4. Add the eggs one at a time, but not immediately all in a row. After adding each egg, it’s important to make sure that it is fully incorporated into the dough before adding the next one. If you just turn the mixer on and go 1 – 2 – 3 -4 all the eggs are now in, it’s likely not going to come together in the right way and is likely to turn into soup.
5. Let them cool in the oven. When they are finished, I poke a little hole in the bottom and turn them over to let the steam out, and then let them cool in the (now turned-off) oven – the idea here is to let the steam escape and let them dry out, but not to create so much condensed air too quickly that will collapse the puffs. I saw many many puffs rise beautifully in the oven only to collapse a few minutes later on the cooling rack, and this solved that pretty well.

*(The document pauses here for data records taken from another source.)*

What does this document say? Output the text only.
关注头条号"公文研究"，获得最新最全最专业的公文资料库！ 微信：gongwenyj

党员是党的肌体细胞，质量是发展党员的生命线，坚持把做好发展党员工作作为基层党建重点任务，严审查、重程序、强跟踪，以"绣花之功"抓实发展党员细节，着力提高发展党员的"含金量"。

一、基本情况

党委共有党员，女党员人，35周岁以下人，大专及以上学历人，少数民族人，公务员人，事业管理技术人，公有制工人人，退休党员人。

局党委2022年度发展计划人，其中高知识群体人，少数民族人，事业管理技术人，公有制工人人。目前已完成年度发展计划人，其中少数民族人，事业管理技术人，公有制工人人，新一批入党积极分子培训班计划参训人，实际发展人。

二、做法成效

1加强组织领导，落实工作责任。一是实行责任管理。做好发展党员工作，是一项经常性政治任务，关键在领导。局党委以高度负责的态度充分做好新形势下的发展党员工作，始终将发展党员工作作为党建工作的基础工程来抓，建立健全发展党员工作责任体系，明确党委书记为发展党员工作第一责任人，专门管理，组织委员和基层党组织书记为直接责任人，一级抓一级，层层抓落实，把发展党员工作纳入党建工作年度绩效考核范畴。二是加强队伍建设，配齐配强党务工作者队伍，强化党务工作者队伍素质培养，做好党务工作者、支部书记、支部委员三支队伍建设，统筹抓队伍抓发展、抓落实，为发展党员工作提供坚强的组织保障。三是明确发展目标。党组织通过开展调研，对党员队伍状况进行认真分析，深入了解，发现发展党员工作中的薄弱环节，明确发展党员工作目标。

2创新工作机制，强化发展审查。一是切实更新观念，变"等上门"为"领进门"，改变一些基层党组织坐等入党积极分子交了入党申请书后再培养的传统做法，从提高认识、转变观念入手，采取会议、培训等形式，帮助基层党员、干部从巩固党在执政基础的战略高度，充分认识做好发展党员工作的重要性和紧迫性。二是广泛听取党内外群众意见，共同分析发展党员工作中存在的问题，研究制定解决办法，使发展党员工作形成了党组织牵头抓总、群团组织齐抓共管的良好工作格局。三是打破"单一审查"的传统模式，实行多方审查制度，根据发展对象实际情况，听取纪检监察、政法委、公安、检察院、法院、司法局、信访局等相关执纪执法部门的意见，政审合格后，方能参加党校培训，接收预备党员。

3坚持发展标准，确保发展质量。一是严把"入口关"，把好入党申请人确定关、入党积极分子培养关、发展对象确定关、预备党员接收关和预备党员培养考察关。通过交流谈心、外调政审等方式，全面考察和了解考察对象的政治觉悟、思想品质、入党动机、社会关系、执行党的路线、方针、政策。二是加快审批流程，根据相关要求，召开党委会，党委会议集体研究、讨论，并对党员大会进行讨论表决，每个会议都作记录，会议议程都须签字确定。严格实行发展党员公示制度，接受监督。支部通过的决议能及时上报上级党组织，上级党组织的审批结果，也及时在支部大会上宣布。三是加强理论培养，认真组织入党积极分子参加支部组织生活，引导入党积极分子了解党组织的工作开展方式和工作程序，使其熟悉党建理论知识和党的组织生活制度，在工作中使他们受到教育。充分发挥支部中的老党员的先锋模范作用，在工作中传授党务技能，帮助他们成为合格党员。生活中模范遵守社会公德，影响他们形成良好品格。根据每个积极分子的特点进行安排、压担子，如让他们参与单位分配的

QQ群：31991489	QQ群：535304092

6. Baking by weight/ratios helps a ton! This I already knew, but it’s exciting to see it confirmed. I ended up tweaking several of the basic ratios to get just the right kind of dough. That and the only way to guarantee my consistency was to measure the ingredients by weight. Else I’d have some batches do great, and then mystery ones that don’t do as well…
And when you persevere, you get beautiful choux puffs that rise, and subsequently fill with cream quite nicely. Ah bliss!